In België wordt een onderscheid gemaakt in de procedure voor arbeiders en bedienden.

Daarnaast bestaan er drie verschillende procedures.

  • Opzegtermijn: de algemene regel luidt dat de duur van opzeggingstermijn varieert naargelang de anciënniteit van de werknemer.
    • Arbeiders
      • Wanneer de anciënniteit minder is dan 20 jaar bedraagt deze 28 dagen (4 weken).
      • Bij een anciënniteit van meer dan 20 jaar bedraagt deze 56 dagen (8 weken).
    • Arbeiders die vallen onder collectieve arbeidsovereenkomst (cao) nr. 75
      • Minder dan 6 maanden: 28 dagen
      • 6 maanden tot 5 jaar: 35 dagen
      • 5 tot 10 jaar: 42 dagen
      • 10 tot 15 jaar: 56 dagen
      • 15 tot 20 jaar: 84 dagen
      • Meer dan 20 jaar: 112 dagen
    • Bedienden[bron?]
      • Minder dan 5 jaar: 3 maanden
      • 5 tot 10 jaar: 6 maanden
      • 10 tot 15 jaar: 9 maanden
      • 15 tot 20 jaar: 12 maanden
      • 20 tot 25 jaar: 15 maanden
      • 20 tot 30 jaar: 18 maanden
  • Afgifte van sociale documenten
    • Getuigschrift van tewerkstelling: hierop moet steeds de begin- en einddatum vermeld staan van de arbeidsovereenkomst en de aard van de verrichte arbeid;
    • Afrekening van de laatste betalingen;
    • Individuele rekening van het lopende jaar (binnen 2 maanden na het einde van het trimester gedurende welke de arbeidsovereenkomst beëindigd werd);
    • Werkloosheidsattest (C4);
    • Belastingsfiche 281.10;
    • Vakantieattest (enkel voor de bediende).

Discriminatie tussen arbeiders en bedienden

[bewerken | brontekst bewerken]

In het arrest van 7 juli 2011 stelde het Grondwettelijk Hof dat het verschil in behandeling tussen arbeiders en werknemers op het vlak van opzeggingstermijnen en de carensdag in strijd is met het gelijkheidsbeginsel (art. 10 Grondwet).

De wetgever heeft deze discriminatie weggewerkt via het eenheidsstatuut. De wet van 26 december 2013 betreffende de invoering van een eenheidsstatuut tussen arbeiders en bedienden inzake de opzeggingstermijnen en de carenzdag en begeleidende maatregelen werd gepubliceerd in het Belgisch Staatsblad van 31 december 2013 en trad op 1 januari 2014 in werking.

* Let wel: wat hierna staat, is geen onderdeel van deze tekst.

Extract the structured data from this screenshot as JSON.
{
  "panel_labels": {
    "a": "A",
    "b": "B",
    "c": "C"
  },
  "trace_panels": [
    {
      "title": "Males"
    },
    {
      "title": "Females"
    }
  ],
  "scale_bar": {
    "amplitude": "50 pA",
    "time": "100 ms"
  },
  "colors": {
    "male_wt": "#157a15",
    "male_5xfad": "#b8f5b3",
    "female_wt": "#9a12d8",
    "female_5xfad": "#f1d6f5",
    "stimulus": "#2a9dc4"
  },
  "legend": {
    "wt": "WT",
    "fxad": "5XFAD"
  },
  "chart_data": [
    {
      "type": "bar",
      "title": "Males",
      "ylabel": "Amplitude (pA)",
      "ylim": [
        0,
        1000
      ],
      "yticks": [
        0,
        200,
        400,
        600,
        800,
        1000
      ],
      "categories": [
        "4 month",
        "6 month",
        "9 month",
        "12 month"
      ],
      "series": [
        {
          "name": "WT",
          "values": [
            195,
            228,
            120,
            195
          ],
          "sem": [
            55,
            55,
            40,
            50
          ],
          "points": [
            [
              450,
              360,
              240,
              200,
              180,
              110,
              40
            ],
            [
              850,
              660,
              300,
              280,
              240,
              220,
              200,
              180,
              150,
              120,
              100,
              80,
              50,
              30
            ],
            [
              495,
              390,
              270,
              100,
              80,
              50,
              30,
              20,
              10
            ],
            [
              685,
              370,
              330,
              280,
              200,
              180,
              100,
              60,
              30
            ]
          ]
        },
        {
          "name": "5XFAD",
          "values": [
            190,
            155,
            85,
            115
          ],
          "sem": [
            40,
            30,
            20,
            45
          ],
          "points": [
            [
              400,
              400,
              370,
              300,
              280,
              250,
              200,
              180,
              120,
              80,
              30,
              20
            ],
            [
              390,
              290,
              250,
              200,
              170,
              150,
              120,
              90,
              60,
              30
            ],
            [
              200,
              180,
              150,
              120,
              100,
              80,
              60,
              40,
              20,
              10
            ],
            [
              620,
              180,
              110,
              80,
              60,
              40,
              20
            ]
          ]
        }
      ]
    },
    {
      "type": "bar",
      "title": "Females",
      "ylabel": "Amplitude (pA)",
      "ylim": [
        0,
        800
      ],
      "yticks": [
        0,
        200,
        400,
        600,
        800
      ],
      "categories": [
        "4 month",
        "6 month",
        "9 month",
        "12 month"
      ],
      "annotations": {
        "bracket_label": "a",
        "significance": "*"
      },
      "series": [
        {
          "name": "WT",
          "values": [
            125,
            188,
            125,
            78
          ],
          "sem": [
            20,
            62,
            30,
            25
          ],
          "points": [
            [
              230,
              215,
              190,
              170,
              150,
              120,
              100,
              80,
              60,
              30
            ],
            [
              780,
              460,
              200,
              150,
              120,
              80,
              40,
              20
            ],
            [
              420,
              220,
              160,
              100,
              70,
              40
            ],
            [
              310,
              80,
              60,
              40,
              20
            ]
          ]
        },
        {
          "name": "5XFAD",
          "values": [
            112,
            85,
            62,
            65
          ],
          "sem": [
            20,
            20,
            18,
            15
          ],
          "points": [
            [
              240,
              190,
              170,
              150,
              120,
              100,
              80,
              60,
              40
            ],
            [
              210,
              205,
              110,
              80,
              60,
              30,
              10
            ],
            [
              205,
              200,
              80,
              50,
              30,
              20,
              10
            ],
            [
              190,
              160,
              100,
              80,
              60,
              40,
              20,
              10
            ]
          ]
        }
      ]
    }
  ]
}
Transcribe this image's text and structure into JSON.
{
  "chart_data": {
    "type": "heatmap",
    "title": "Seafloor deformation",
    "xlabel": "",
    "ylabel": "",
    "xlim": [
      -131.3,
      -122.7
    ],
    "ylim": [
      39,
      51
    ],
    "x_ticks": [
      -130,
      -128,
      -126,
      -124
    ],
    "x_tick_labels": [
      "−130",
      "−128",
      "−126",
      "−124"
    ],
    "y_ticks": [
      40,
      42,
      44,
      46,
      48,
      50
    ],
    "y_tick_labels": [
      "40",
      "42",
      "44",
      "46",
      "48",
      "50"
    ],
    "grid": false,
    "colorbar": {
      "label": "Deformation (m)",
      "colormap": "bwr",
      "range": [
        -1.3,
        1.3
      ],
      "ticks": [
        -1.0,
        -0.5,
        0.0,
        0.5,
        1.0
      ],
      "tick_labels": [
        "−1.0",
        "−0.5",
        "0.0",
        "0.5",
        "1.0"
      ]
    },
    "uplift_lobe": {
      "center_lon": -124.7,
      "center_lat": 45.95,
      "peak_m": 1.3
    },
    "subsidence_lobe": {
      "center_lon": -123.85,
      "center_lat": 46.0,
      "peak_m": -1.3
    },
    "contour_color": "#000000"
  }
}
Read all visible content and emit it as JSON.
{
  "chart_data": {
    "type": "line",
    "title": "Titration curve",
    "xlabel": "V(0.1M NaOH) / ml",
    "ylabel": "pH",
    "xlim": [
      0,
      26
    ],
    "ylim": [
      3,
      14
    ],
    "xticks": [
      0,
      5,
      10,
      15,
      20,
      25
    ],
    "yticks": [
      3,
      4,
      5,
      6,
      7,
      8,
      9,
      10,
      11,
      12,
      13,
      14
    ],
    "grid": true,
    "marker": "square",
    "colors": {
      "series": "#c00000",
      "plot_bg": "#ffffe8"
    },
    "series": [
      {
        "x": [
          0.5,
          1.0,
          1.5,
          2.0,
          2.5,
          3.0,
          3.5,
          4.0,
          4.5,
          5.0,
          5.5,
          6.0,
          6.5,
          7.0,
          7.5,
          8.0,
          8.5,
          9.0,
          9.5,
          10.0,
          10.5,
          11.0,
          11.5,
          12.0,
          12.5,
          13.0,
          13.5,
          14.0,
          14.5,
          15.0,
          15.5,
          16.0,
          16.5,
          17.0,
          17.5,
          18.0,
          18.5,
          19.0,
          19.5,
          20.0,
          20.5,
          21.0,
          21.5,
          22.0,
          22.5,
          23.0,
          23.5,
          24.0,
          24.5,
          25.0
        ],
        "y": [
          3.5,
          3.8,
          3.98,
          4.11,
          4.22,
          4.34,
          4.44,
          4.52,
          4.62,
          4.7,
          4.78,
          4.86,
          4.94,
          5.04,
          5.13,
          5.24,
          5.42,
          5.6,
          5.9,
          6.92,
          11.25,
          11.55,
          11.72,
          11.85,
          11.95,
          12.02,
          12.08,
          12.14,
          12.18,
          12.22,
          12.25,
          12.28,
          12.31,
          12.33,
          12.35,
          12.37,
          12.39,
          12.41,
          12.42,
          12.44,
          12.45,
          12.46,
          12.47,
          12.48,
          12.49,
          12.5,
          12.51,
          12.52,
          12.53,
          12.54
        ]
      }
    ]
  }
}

Verder bereikten de sociale partners op 10 februari 2014 een akkoord over ontslagmotivering en de gelijkschakeling van pensioenen tussen arbeiders en bedienden. Ze voorzien tegen 1 januari 2015 een akkoord te bereiken over het vakantiegeld en de samenstelling van de paritaire comités.

Motivering ontslag

[bewerken | brontekst bewerken]

Op 12 februari 2014 sloten de sociale partners binnen de Nationale Arbeidsraad (NAR) de collectieve arbeidsovereenkomst 109 over de motivering van ontslag. Met ingang van 1 april 2014 wordt een werkgever verplicht het ontslag van een medewerker te motiveren, als die laatste hierom vraagt. In geval van onrechtmatig ontslag kan de werknemer naar de rechter stappen. Die kan de werkgever die een werknemer onrechtmatig ontslaat veroordelen tot betaling van 3 tot 17 weken loon.[2]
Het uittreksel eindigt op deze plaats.